Sinodo della Chiesa caldea. Mons. Warduni: abbiamo bisogno di pace e riconciliazione
Si è tenuto nei giorni scorsi a Baghdad il primo Sinodo della Chiesa caldea presieduto
dal nuovo Patriarca, Sua Beatitudine Mar Louis Raphael I Sako. All’attenzione dei
14 vescovi partecipanti molti temi tra cui la riorganizzazione amministrativa della
Chiesa stessa, il rapporto con le altre appartenenze religiose, la mancanza di lavoro
e di sicurezza in Iraq. Al termine dei lavori, il Patriarca ha invitato tutti gli
esponenti religiosi e politici ad un ricevimento quale momento simbolico di pacificazione
nazionale. Sull’esperienza vissuta durante il Sinodo sentiamo, al microfono di Adriana
Masotti, mons. Shlemon Warduni, vescovo ausiliare di Baghdad:
R.
- E' stato un momento felice e pieno di gioia, perché da lungo tempo non ci ritrovavamo
tutti insieme, come è stato questa volta. E’ stato un momento di dialogo sincero e
aperto, con tanta libertà. L’obiettivo era il bene della Chiesa e la Chiesa caldea
ha veramente bisogno perché ha sofferto veramente tanto, tanto, tanto.
D.
- I vescovi caldei, tra l’altro, hanno auspicato anche la ripresa del cammino ecumenico
tra tutte le Chiese presenti in Iraq. Su questo punto cosa è emerso?
R. - Certamente
è un argomento molto caro a tutti quanti. Dobbiamo essere aperti a tutti e in dialogo
con tutte le Chiese e poi con le altre comunità cristiane. Noi abbiamo voluto insistere
specialmente sul rapporto con la Chiesa antica, quella dell’Oriente: questo perché
noi abbiamo la stessa liturgia, la stessa lingua, le stesse tradizioni. Ma è importante
anche il dialogo con le altre religioni, come l’islam che rappresenta la maggioranza
assoluta in Iraq. E’ questo dialogo e questa unità che noi aspettiamo, auspichiamo
e cerchiamo di vivere come possiamo.
D. - Durante i lavori del Sinodo si è
parlato anche dell’emergenza lavoro e della diaspora dei cristiani iracheni. Due problemi
legati, in qualche modo…
R. - Penso che in tutto il Medio Oriente, ma in modo
speciale da noi, c’è mancanza di sicurezza e poi mancanza del lavoro. Molti dicono:
chi garantisce la nostra vita, la vita dei nostri figli, il loro futuro, il loro lavoro?

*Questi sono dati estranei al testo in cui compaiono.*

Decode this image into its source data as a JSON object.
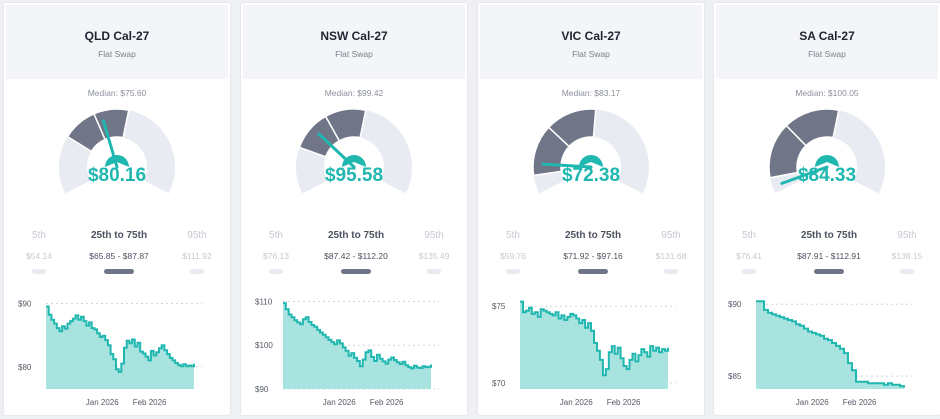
{
  "colors": {
    "accent": "#20b7b0",
    "gauge_dark": "#707688",
    "gauge_light": "#e9ebf2",
    "area_fill": "#a8e3df"
  },
  "cards": [
    {
      "title": "QLD Cal-27",
      "subtitle": "Flat Swap",
      "median_label": "Median: $75.60",
      "value": "$80.16",
      "gauge": {
        "band_low": 0.25,
        "band_high": 0.55,
        "needle": 0.43
      },
      "percentiles": [
        {
          "label": "5th",
          "value": "$54.14"
        },
        {
          "label": "25th to 75th",
          "value": "$65.85 - $87.87"
        },
        {
          "label": "95th",
          "value": "$111.92"
        }
      ],
      "chart_data": {
        "type": "area",
        "yticks": [
          "$90",
          "$80"
        ],
        "ytick_values": [
          90,
          80
        ],
        "ylim": [
          76.5,
          91
        ],
        "xticks": [
          "Jan 2026",
          "Feb 2026"
        ],
        "xtick_pos": [
          0.38,
          0.7
        ],
        "values": [
          89.5,
          88.2,
          87.4,
          86.8,
          86.1,
          85.6,
          86.4,
          86.0,
          86.8,
          87.2,
          87.6,
          88.1,
          87.4,
          87.9,
          87.2,
          86.5,
          87.0,
          86.1,
          85.9,
          85.3,
          84.7,
          84.9,
          84.2,
          83.4,
          82.0,
          81.2,
          79.6,
          79.2,
          80.5,
          83.0,
          84.1,
          83.7,
          84.3,
          83.2,
          83.8,
          82.4,
          82.1,
          81.6,
          81.0,
          82.5,
          81.8,
          82.3,
          82.9,
          83.4,
          82.6,
          82.0,
          81.4,
          81.0,
          80.6,
          80.3,
          80.1,
          80.4,
          80.1,
          80.2,
          80.1,
          80.5
        ]
      }
    },
    {
      "title": "NSW Cal-27",
      "subtitle": "Flat Swap",
      "median_label": "Median: $99.42",
      "value": "$95.58",
      "gauge": {
        "band_low": 0.2,
        "band_high": 0.55,
        "needle": 0.3
      },
      "percentiles": [
        {
          "label": "5th",
          "value": "$76.13"
        },
        {
          "label": "25th to 75th",
          "value": "$87.42 - $112.20"
        },
        {
          "label": "95th",
          "value": "$135.49"
        }
      ],
      "chart_data": {
        "type": "area",
        "yticks": [
          "$110",
          "$100",
          "$90"
        ],
        "ytick_values": [
          110,
          100,
          90
        ],
        "ylim": [
          90,
          111
        ],
        "xticks": [
          "Jan 2026",
          "Feb 2026"
        ],
        "xtick_pos": [
          0.38,
          0.7
        ],
        "values": [
          109.6,
          108.2,
          107.0,
          106.4,
          105.7,
          105.2,
          104.8,
          105.9,
          106.4,
          105.3,
          104.6,
          104.2,
          103.5,
          102.9,
          102.4,
          101.8,
          101.2,
          100.7,
          100.2,
          101.1,
          100.4,
          99.5,
          98.7,
          97.6,
          98.2,
          97.1,
          96.4,
          95.2,
          96.7,
          98.4,
          98.8,
          97.3,
          96.4,
          97.8,
          96.9,
          96.3,
          95.8,
          96.7,
          97.2,
          96.6,
          96.1,
          95.7,
          96.2,
          95.4,
          95.0,
          94.7,
          95.3,
          94.9,
          94.8,
          95.2,
          95.0,
          95.1,
          95.6
        ]
      }
    },
    {
      "title": "VIC Cal-27",
      "subtitle": "Flat Swap",
      "median_label": "Median: $83.17",
      "value": "$72.38",
      "gauge": {
        "band_low": 0.08,
        "band_high": 0.52,
        "needle": 0.13
      },
      "percentiles": [
        {
          "label": "5th",
          "value": "$59.76"
        },
        {
          "label": "25th to 75th",
          "value": "$71.92 - $97.16"
        },
        {
          "label": "95th",
          "value": "$131.68"
        }
      ],
      "chart_data": {
        "type": "area",
        "yticks": [
          "$75",
          "$70"
        ],
        "ytick_values": [
          75,
          70
        ],
        "ylim": [
          69.6,
          75.6
        ],
        "xticks": [
          "Jan 2026",
          "Feb 2026"
        ],
        "xtick_pos": [
          0.38,
          0.7
        ],
        "values": [
          75.3,
          74.6,
          74.7,
          74.9,
          74.5,
          74.6,
          74.3,
          74.8,
          74.7,
          74.6,
          74.5,
          74.4,
          74.6,
          74.2,
          74.4,
          74.1,
          74.3,
          74.5,
          74.4,
          74.2,
          73.9,
          74.1,
          73.6,
          73.9,
          73.4,
          72.6,
          72.1,
          71.5,
          70.5,
          70.9,
          72.0,
          72.4,
          71.9,
          72.3,
          71.6,
          71.1,
          70.9,
          71.5,
          71.9,
          71.4,
          71.8,
          72.2,
          72.0,
          71.7,
          72.4,
          72.1,
          72.3,
          72.0,
          72.2,
          72.1,
          72.3
        ]
      }
    },
    {
      "title": "SA Cal-27",
      "subtitle": "Flat Swap",
      "median_label": "Median: $100.05",
      "value": "$84.33",
      "gauge": {
        "band_low": 0.07,
        "band_high": 0.55,
        "needle": 0.03
      },
      "percentiles": [
        {
          "label": "5th",
          "value": "$76.41"
        },
        {
          "label": "25th to 75th",
          "value": "$87.91 - $112.91"
        },
        {
          "label": "95th",
          "value": "$138.15"
        }
      ],
      "chart_data": {
        "type": "area",
        "yticks": [
          "$90",
          "$85"
        ],
        "ytick_values": [
          90,
          85
        ],
        "ylim": [
          84.1,
          90.5
        ],
        "xticks": [
          "Jan 2026",
          "Feb 2026"
        ],
        "xtick_pos": [
          0.38,
          0.7
        ],
        "values": [
          90.2,
          90.2,
          89.6,
          89.4,
          89.3,
          89.2,
          89.1,
          89.0,
          88.9,
          88.8,
          88.6,
          88.5,
          88.3,
          88.1,
          88.0,
          87.9,
          87.8,
          87.6,
          87.5,
          87.3,
          87.1,
          86.9,
          86.6,
          85.9,
          85.4,
          84.6,
          84.6,
          84.6,
          84.5,
          84.5,
          84.5,
          84.5,
          84.4,
          84.5,
          84.4,
          84.4,
          84.3,
          84.2
        ]
      }
    }
  ]
}
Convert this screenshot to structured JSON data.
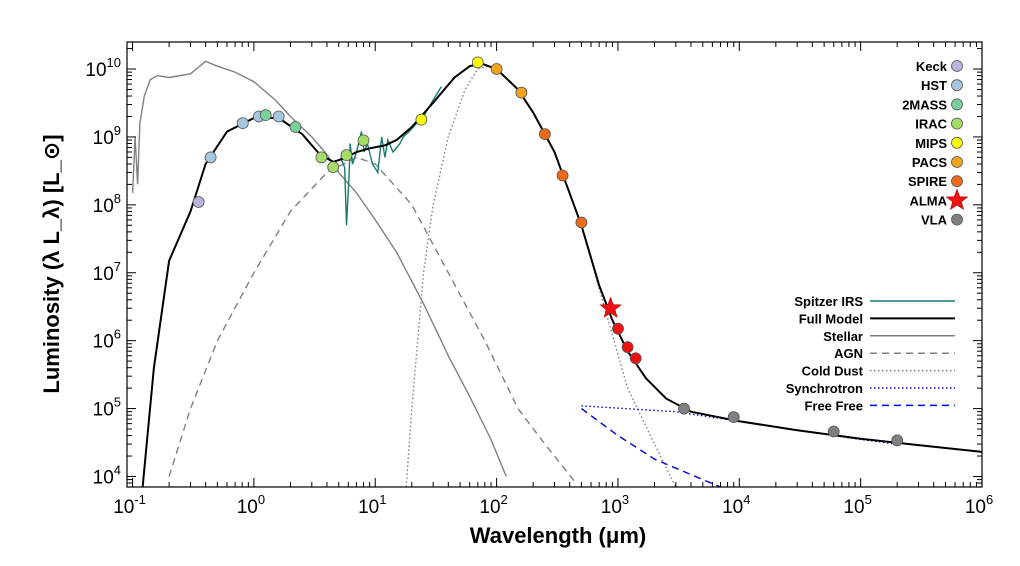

Ciascuno di noi ha dato quindi il proprio parere, cercando di analizzare questo problema
e se fosse possibile fare qualcosa, sia attraverso il nostro governo che attraverso
gli altri governi, per cercare di far ritrovare la pace all’Iraq. Poi chiediamo al
nostro governo di trovare un lavoro per i nostri figli.
D. - C’è preoccupazione
da parte della comunità internazionale per l’Iraq che non è ancora pacificato. So
che al termine del Sinodo, il Patriarca ha invitato a un ricevimento tutti gli esponenti
politici e religiosi del Paese, come simbolo di riconciliazione…
R. - Certo:
è stato alla fine del Sinodo e i capi delle comunità e delle Chiese orientali irachene
erano tutti presenti. E' stata una cosa positiva, molto positiva e speriamo che le
cose andranno avanti per la pace dell'Iraq e per il bene degli iracheni. Noi diciamo
a tutti quanti di pregare per la pace, come facciamo ormai da tanti anni, e invitiamo
specialmente le altre nazioni a non vendere le armi: così facendo mettiamo benzina
sul fuoco! Perciò dobbiamo avere una coscienza retta per poter fare il bene di tutti.